The brilliant golden sun rises in the east and falls to the west, and the young street rat Raju wished he could follow its route from his makeshift shelter by the water of the Taj Mahal to the gold-paved roads of America. The west with its equalities and regulations–the west with its education and opportunities. He heard about the west from the American tourists, some white but mostly brown, who wore tantalizingly tiny outfits and spoke with the slightest air of arrogance. With his little sister in his hand he clanged together his bowl of money to collect spare change and disgusted glances–some pitiful, others mirthless. He heard about America from these people, who spoke with lavish praise about the marble monument and then related it to the skyscrapers and flashing lights of New York.
“We don’t have any sort of Taj Mahal,” they’d say with awe, and then their voices would revert back to pride, “But they don’t have New York city here, do they?”
Then they would drop a penny into my bowl and as they walked away I heard them, “We don’t have those creepy beggars either.”
And that’s somewhat exactly what Raju and his little sister had been for the past two years, ever since his mother passed away giving birth to a stillborn third on the corner of an abandoned alley, just two months after her husband’s illness brought him to the same fate. From morning to evening Raju and his sister collected pity-money, sometimes as much as ten rupees, and used it to buy themselves a few rice cakes or other light goods from the numerous street vendors.

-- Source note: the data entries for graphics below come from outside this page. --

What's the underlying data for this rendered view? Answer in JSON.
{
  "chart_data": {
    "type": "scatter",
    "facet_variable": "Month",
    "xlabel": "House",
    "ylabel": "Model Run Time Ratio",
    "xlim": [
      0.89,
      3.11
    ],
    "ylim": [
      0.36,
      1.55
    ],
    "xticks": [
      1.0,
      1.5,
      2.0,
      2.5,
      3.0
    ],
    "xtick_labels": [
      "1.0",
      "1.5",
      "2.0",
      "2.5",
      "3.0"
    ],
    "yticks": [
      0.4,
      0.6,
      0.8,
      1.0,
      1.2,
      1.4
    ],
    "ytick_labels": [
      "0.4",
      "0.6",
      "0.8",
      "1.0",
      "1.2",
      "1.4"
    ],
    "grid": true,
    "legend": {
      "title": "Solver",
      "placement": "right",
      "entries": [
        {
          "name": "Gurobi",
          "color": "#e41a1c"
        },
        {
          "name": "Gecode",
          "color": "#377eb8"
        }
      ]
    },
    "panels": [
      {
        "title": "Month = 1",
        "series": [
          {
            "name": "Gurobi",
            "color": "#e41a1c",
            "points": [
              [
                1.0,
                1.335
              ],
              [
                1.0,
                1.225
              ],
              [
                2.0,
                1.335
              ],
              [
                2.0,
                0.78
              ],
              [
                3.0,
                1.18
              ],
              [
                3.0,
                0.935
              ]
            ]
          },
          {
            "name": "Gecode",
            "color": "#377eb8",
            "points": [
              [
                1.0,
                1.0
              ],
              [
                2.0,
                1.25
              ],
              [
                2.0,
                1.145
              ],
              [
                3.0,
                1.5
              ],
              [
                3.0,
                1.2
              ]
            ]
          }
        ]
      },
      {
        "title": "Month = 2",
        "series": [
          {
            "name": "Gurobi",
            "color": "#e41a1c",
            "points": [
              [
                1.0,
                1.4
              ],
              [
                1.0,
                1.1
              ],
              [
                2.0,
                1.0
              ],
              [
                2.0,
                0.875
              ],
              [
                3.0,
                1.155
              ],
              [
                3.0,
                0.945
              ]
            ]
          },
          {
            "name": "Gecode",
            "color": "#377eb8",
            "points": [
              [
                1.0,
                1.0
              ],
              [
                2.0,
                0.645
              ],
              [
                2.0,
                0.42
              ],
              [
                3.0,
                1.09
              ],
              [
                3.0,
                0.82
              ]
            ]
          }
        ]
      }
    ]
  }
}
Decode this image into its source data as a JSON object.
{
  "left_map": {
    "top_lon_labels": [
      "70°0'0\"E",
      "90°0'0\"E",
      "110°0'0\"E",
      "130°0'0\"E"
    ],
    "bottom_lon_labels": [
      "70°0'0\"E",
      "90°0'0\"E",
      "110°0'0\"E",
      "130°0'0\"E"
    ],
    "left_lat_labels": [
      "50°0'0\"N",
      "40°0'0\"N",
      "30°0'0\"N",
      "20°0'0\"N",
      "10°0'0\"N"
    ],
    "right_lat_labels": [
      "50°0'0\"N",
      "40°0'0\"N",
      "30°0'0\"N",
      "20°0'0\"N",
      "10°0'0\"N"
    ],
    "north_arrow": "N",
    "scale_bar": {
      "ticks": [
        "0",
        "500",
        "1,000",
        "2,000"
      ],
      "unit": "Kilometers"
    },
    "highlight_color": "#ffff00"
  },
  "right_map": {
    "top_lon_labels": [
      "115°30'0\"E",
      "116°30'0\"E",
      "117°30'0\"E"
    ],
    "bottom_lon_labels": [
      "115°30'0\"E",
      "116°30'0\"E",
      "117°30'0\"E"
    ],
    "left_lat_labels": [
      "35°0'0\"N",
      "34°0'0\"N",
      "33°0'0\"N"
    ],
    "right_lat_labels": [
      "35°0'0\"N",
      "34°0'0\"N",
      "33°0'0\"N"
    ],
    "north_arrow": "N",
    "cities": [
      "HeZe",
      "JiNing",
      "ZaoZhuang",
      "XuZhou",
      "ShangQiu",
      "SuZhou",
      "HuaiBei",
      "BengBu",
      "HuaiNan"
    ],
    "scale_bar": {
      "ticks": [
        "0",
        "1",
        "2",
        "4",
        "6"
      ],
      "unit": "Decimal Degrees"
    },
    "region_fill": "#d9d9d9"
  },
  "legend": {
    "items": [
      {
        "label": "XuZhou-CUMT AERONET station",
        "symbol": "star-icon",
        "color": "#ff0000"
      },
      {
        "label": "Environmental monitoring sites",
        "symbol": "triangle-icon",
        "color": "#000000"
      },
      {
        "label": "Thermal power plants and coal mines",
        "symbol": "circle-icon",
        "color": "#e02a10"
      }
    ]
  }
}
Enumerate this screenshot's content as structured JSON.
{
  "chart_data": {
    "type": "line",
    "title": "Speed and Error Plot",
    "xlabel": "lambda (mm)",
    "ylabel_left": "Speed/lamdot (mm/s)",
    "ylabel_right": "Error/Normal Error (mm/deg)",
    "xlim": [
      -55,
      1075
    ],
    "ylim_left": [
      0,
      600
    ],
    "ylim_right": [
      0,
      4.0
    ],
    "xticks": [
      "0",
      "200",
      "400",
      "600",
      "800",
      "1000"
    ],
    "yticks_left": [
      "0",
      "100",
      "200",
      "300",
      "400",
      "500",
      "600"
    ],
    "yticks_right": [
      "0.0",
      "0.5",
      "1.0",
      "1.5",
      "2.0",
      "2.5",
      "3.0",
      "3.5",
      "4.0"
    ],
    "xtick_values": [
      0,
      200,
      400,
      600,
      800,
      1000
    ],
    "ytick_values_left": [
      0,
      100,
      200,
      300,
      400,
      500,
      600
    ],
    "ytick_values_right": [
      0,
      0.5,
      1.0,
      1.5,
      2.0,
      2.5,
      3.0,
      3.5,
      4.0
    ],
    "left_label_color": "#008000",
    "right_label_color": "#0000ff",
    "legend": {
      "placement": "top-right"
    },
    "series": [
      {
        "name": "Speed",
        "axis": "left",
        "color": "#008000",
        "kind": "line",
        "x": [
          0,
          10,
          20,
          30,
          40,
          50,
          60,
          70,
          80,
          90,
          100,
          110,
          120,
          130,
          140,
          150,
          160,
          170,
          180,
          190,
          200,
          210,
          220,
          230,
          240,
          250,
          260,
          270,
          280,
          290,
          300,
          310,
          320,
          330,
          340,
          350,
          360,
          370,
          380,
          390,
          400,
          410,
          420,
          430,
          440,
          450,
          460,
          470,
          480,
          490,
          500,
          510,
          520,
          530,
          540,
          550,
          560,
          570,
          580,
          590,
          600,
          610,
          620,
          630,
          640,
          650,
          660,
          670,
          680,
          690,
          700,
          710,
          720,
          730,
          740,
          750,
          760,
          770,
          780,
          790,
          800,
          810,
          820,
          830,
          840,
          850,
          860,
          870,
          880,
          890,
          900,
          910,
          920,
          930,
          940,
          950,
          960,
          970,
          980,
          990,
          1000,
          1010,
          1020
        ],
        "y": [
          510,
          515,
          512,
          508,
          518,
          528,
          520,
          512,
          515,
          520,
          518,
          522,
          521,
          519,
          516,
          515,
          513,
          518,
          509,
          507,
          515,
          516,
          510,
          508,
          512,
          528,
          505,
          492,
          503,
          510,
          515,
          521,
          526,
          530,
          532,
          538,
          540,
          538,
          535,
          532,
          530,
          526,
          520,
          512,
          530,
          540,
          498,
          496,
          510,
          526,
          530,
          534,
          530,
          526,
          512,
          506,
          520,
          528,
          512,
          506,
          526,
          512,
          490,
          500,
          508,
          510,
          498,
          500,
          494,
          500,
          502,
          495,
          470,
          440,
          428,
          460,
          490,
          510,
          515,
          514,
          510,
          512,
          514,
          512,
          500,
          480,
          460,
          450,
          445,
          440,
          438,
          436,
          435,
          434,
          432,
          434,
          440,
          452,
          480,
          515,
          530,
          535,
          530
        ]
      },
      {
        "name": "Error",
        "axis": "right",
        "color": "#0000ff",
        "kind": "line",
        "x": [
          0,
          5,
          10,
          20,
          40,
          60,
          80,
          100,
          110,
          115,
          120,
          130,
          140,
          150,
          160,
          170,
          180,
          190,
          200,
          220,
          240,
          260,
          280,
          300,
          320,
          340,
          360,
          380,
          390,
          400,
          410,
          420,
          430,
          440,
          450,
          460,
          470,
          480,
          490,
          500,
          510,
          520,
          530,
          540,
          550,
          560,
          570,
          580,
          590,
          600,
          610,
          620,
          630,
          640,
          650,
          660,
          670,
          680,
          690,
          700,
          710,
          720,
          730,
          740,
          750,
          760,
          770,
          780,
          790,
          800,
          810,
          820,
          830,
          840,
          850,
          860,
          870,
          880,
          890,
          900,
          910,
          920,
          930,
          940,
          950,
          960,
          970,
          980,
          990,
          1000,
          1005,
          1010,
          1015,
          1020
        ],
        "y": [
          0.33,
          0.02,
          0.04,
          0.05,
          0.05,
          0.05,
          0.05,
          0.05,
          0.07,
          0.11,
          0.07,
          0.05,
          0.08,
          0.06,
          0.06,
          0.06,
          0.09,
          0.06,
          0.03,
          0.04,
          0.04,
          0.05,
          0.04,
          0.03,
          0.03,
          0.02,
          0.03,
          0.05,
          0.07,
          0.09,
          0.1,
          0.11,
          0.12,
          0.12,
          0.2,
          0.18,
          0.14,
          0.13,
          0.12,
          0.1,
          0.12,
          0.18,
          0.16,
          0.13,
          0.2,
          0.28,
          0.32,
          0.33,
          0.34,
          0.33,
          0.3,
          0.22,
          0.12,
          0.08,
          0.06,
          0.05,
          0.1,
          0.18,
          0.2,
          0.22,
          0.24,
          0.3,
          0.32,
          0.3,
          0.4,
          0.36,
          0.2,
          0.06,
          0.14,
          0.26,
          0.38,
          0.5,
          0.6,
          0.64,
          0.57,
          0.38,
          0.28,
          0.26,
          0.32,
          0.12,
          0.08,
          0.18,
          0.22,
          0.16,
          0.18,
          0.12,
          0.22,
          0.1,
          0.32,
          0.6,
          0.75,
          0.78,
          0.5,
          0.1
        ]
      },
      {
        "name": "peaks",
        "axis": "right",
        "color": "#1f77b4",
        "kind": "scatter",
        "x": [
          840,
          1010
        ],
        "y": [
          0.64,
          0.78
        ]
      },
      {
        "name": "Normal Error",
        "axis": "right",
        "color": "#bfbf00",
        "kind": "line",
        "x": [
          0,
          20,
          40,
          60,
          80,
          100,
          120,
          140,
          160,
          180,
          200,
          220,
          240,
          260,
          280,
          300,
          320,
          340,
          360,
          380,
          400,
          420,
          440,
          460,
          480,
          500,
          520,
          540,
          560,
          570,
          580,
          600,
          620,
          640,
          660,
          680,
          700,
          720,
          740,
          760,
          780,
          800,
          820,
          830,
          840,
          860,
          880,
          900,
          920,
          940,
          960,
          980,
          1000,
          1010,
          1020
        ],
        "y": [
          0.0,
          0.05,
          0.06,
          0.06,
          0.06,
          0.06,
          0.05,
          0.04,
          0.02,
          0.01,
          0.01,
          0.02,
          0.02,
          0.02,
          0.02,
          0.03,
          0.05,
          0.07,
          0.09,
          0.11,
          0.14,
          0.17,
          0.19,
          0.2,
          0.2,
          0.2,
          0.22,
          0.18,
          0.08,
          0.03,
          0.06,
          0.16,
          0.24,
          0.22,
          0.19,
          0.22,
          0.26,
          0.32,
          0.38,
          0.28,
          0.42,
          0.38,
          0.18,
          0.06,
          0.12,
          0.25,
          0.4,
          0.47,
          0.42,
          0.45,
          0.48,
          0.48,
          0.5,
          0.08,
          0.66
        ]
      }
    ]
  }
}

But Raju’s sister had grown ill herself, no doubt due to the fumes and the trash and sleeping on the streets millions of people had walked on with filth clinging to their feet. She was only four years old, but her face carried the maturity of someone thrice her age, skeletal thin with huge brown eyes. She might have been a beautiful child, but the sickness pulled her face down even further and gave her a ghostly countenance. When once she had remained quiet, now she cried often. The sickness gave her hunger, and Raju couldn’t collect enough money to feed the both of them whenever they pleased. When once she had been no more than an extra hand to aid her brother to beg, as the tourists took pity on her starving child appearance, now she was more of a burden than a help.
It was getting to be too much for Raju. He pined for the west, he longed to go to America and learn how to read and become a lawyer or a banker or someone powerful. He wished he could be someone waited upon day and night. He saw the tourists at the Taj Mahal with cameras and expensive sneakers and he knew, somehow, that if only he could get to West, he could be like them too.
So, idealistically, he routinely saved one rupee each day in hopes that one day he would have enough for a plane ticket. But with his ailing sister, his savings were drawn into for food, a sweater for her cold limbs, and whatever inexpensive medicines he could get his hands on.
A burden, his sister had become. He hated to admit it, he prayed forgiveness every time the thought crossed his mind. But his sister prevented him from getting his ticket, his way out. A few times, he thought, that the struggle was not worth it.
Now he stood outside the slums where his sister now stayed with a band of beggar children managed by a few thugs. The five thousand rupees in his hand felt heavy, too heavy, and as he turned around slowly and walked away, he pondered the gravity of what he had done. An act of impulse and ignorance–he had no idea as to his next course of action. He had never thought this far ahead, never believed he would actually acquired the money. But now his hand felt empty without the small palm of his sister, and his heart sank. There was no way out. There was only a way to fall deeper into this abysmal rut of poverty and ingratitude.